Зачем Сталин создал Израиль? - Млечин Леонид Михайлович (книги бесплатно .txt) 📗
Хрущев стоял на своем:
— Вы потом пожалеете об объединении, Объединенная Арабская Республика развалится.
Переговоры шли весь день. Они обедали на свежем воздухе на берегу. Весь день стояла хорошая летняя погода. Эта встреча заложила основу для хороших личных отношений.
Тридцатого апреля египетскую делегацию приняли Хрущев, его первый заместитель в правительстве Микоян, председатель президиума Верховного Совета СССР маршал Ворошилов, секретарь ЦК, отвечавший за связи со странами третьего мира, Нуриддин Акрамович Мухитдинов и министр Громыко.
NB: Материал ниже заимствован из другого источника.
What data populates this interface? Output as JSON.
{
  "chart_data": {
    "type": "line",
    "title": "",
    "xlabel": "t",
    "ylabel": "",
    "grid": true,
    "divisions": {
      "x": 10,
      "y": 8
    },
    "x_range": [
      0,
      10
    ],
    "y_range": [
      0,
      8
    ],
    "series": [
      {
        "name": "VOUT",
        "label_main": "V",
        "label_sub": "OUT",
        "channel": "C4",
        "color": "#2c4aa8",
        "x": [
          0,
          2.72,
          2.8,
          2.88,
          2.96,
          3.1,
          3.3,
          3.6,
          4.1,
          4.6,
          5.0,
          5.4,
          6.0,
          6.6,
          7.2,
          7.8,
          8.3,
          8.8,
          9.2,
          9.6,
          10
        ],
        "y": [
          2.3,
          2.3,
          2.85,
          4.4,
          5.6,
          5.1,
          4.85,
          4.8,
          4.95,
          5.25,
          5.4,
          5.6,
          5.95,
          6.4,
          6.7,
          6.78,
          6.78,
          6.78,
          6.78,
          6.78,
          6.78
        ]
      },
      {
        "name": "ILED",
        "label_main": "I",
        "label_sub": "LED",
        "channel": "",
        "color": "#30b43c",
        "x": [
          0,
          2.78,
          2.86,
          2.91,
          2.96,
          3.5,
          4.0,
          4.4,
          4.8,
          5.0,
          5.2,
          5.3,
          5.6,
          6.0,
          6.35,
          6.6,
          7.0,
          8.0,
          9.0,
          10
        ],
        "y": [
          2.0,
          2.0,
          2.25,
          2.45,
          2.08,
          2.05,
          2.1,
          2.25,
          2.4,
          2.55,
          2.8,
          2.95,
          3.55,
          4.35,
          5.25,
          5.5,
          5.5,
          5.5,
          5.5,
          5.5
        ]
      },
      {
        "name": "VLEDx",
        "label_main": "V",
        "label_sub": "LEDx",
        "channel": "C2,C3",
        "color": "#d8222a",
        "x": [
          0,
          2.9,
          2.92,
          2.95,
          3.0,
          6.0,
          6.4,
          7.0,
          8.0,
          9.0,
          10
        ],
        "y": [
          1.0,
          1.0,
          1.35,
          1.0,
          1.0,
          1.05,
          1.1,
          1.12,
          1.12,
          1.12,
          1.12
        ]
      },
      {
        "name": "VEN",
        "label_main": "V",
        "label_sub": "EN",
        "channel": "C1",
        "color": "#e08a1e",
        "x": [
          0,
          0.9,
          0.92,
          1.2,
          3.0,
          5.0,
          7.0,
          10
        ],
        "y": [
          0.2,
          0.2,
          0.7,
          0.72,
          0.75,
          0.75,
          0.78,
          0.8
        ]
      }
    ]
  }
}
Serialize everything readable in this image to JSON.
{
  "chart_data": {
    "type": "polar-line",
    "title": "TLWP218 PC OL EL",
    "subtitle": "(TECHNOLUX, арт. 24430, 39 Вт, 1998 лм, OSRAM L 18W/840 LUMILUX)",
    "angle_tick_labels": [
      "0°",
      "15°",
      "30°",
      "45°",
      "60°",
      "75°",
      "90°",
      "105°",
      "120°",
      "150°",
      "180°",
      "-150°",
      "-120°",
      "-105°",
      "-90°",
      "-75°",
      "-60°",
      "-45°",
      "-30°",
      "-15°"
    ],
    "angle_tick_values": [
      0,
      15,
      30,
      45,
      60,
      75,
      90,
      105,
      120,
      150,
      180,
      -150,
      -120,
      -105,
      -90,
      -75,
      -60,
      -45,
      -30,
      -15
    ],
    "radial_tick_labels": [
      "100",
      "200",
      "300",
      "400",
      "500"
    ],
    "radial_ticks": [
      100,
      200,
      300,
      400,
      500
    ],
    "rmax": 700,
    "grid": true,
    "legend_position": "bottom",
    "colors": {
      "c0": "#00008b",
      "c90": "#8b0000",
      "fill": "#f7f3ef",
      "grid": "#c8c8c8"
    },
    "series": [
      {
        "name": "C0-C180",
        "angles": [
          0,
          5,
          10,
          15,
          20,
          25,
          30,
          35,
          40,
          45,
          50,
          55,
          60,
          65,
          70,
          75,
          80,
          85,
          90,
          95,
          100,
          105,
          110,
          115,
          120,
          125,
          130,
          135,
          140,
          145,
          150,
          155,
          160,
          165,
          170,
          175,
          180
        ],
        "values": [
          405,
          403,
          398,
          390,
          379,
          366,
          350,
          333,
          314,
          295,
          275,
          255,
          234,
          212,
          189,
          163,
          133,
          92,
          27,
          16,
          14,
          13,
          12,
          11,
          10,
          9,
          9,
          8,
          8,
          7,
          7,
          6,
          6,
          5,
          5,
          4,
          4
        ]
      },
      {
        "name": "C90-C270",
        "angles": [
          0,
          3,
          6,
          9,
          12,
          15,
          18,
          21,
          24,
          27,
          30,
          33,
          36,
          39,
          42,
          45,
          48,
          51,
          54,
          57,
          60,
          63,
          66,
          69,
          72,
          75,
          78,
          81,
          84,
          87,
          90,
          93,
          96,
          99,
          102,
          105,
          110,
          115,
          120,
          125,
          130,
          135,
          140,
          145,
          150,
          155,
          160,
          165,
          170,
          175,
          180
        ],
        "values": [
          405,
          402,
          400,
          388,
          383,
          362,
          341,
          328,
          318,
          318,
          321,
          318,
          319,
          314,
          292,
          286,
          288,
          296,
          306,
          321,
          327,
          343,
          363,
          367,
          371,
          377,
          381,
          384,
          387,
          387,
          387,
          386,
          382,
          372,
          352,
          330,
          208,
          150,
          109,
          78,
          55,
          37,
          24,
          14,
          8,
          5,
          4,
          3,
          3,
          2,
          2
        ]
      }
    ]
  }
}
Насер сказал, что члены делегации сразу хотели бы выяснить главный вопрос. От первой встречи с Хрущевым у них остались противоречивые мнения. Египтянам показалось, что Хрущев упрекал их за непоследовательность. Насер жаждал объяснений:
— Одни поняли ваши слова так, что мы якобы идем на сотрудничество с Советским Союзом лишь для того, чтобы выторговать у американцев какую-то помощь. Другие утверждают, что вы хотели сказать, что мы идем на сотрудничество с Советским Союзом, не преследуя при этом каких-либо корыстных интересов, исходя из стремления развивать настоящую дружбу между Советским Союзом и Объединенной Аарабской Республикой. Для того, чтобы не было различных мнений в этом вопросе, мы хотели бы вернуться к нему и уточнить вашу точку зрения.
Хрущев отвечал цветисто:
— Если бы вы не были мусульманами, то того, кто неправильно истолковал наши слова относительно дружбы, надо было бы наказать по грузинскому обычаю. В Армении и Грузии есть обычай, что тот, кто нарушает порядок стола, подвергается наказанию, ему наливают большой рог вина, и он должен выпить это вино… Советский Союз идет на бескорыстную дружбу с арабами. Он не заинтересован в том, чтобы что-либо получить от этих стран. Советский Союз имеет все необходимое. Может быть, мы нуждаемся только в кофе и цитрусовых, но и без них мы можем обойтись: кофе можно заменить чаем, а цитрусовые яблоками.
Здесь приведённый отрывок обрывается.